あっという間に用意した100杯は売り切ってしまった。
鍋に湯を入れて軽くゆすぎ、鍋についた粥をこそぎ落とした。
それを椀2つに分ける。元々少しは残っていたので元のスープほどではないけれど、粘度もあった。
「今日はありがとうございました。こちらお礼です。」
「おう、遠慮なくもらうぞ。」
彼らが飲んでいる間に片づけをする。
小銀貨100枚はバックに入れ、彼らに宿まで送ってもらった。
「お帰り、あんなゆるい粥売れたのか?」
「穀物入りスープね。さすがに粥とは言えません。」
「わかっているのか」
「そりゃあね。500gで100人分は粥とは言わないよ。」
一人当たりたった5gの穀物だ。それでも、塩も穀物も貴重なので、買ってくれた。本当は濃くしたいが、そうすると単価も高くなるし多くの人に行きわたらない。そう考えてのことだった。
ロティはそれから週に2回、1か月に渡り屋台を出すことになった。
スープのように薄い粥でも、求める人が多く大人気となった。
これが単に薄い粥でも意味はあっただろうが、隆二がMPで交換した食品を食べるとMPのない現地人にもMPが与えられた。
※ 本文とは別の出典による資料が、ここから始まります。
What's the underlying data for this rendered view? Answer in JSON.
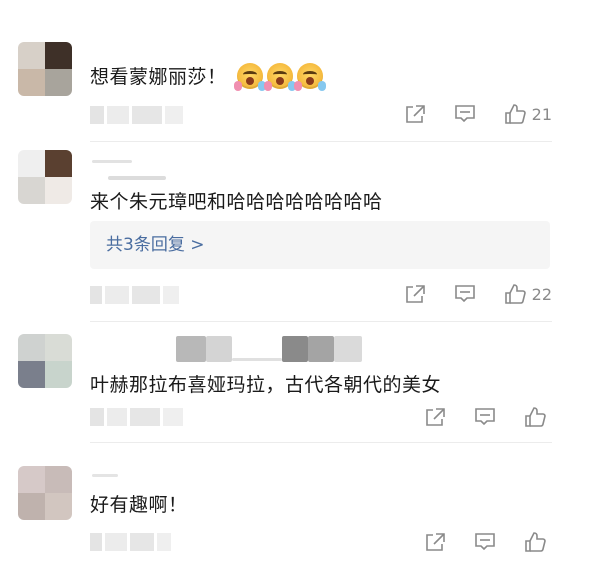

それがほんの僅かだとしても、それはHPに変換されていく。5gの米で5MPだった。1MPが1000HPに変換された。これは成人の上限である。計算上は1食食べると最悪5日分のHPにすることができる驚異的な食べ物だった。ダメージが大きい人たちは、その修復にHPを使うため、3日ほどしか持たない。それでも驚異的な食べ物であることに変わりはなかった。
それにより、餓死寸前だった町の人たちが生きながらえることになったが、彼らの知るところではなかった。
木の葉亭は米10g相当の粥だった。それもやはり疲れ切った宿泊客のHPを補充し、自己修復力を上げていた。
ロティに至っては、隆二といる間に最大250MP相当を一度に食べており、誠実も1個食べているので、完全回復したうえ十分なMPを持っていた。多少のことでは動じない体になっており、急速に成長の遅れを取り戻しつつあるのだが、二人は全く気が付いていなかった。